While Taka and the rest of the Lewis family will stay in Ethiopia only a few weeks, Andrew Lewis plans to stay "as long as it takes" to get things up and running in Gambella.

Anuak suffer from ethnic strife

» The Anuak people of Ethiopia have been the victims of numerous human rights violations by the Ethiopian National Defense Force in the Gambella region of southwestern Ethiopia, according to international human rights groups.

» The worst incident occurred on Dec. 13, 2003, when the ambush and murder of eight refugee workers, likely by armed Anuak bandits, sparked a three-day rampage against the Anuak in Gambella by elements of the Ethiopian National Defense Force and a mob of "highlanders," lighter-skinned settlers from northwestern Ethiopia, according to a Human Rights Watch report.

» More than 425 Anuak, mostly educated men and boys over the age of 16 were shot or hacked to death, according to the report. Homes were burned, and women were raped. Many were infected with HIV in a part of the world where AIDS is used as a weapon.

» The Anuak have long suffered from ethnic strife in Gambella, which began when the previous regime, a military junta known as the Derg, forced the relocation of 60,000 highlanders into the Anuak homeland. At the same time, civil war in Sudan forced thousands of refugees into the region.

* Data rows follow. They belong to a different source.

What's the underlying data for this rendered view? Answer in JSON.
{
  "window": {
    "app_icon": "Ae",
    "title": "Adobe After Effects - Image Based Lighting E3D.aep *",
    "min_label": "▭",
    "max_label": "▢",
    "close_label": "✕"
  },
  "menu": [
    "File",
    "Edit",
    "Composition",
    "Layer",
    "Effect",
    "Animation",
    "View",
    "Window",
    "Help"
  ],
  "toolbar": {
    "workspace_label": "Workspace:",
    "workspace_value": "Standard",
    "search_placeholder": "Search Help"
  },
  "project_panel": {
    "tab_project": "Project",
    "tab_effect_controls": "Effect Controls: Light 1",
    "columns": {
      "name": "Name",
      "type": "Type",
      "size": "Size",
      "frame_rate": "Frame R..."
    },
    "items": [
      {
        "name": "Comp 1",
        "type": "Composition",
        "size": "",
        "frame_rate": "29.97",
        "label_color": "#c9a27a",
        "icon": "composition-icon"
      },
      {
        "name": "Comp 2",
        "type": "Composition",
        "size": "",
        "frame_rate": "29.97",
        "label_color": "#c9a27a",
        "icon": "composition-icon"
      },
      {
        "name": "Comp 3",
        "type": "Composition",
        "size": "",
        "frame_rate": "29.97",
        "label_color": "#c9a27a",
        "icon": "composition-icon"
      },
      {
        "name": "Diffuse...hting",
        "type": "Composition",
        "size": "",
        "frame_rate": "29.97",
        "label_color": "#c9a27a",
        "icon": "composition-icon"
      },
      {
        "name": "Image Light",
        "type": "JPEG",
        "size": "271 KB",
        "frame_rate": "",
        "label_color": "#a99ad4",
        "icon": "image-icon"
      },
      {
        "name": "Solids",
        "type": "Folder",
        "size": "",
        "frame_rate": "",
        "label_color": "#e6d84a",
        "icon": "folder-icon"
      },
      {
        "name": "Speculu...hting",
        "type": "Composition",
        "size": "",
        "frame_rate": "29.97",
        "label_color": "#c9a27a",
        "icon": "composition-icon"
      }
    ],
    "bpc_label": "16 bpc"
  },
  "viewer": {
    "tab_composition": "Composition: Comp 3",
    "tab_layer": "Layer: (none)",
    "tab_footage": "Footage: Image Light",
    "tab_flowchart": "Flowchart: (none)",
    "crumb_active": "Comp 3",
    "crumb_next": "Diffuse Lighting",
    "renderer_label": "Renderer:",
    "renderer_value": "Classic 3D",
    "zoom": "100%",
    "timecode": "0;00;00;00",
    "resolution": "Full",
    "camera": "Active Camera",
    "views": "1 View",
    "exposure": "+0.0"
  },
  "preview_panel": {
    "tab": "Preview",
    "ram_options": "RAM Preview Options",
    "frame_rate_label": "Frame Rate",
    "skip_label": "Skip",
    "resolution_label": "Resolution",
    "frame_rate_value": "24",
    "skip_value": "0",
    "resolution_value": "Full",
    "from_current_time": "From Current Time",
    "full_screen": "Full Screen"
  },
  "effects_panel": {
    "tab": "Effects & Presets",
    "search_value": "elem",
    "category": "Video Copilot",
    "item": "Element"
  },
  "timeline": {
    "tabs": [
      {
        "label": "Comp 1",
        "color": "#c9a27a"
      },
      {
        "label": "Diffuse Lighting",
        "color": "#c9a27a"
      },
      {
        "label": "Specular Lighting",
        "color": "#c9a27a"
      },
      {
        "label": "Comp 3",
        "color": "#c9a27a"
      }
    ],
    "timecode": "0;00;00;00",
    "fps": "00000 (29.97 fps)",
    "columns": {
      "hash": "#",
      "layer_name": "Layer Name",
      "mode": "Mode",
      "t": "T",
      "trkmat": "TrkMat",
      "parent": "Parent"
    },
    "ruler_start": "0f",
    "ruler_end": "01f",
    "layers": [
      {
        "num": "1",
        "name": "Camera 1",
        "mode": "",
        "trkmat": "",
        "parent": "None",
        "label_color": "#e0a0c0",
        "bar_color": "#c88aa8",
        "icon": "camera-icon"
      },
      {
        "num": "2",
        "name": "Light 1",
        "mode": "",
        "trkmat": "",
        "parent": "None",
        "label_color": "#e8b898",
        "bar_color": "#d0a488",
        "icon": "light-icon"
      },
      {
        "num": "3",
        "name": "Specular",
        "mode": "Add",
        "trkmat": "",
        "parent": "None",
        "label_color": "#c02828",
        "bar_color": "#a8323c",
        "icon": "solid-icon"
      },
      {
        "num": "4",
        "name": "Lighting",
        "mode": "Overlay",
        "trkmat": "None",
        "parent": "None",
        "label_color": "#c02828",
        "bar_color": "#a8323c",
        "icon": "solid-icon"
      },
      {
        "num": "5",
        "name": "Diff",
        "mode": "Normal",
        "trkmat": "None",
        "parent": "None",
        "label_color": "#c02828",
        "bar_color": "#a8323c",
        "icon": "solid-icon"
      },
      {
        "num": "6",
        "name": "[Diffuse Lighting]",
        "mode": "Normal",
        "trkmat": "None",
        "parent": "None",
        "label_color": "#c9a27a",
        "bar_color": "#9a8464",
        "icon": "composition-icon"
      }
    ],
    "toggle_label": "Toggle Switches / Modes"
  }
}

» The Derg government was overthrown in 1991, but there have been continued ethnic tensions in Gambella, where the Anuak now find themselves in the minority, according to Human Rights Watch. The new government of Prime Minister Meles Zenawi has coveted Gambella for its fertile land, gold and oil. The military, attempting to root out armed Anuak groups in Gambella, has forced thousands of refugees into Sudan, according to the report.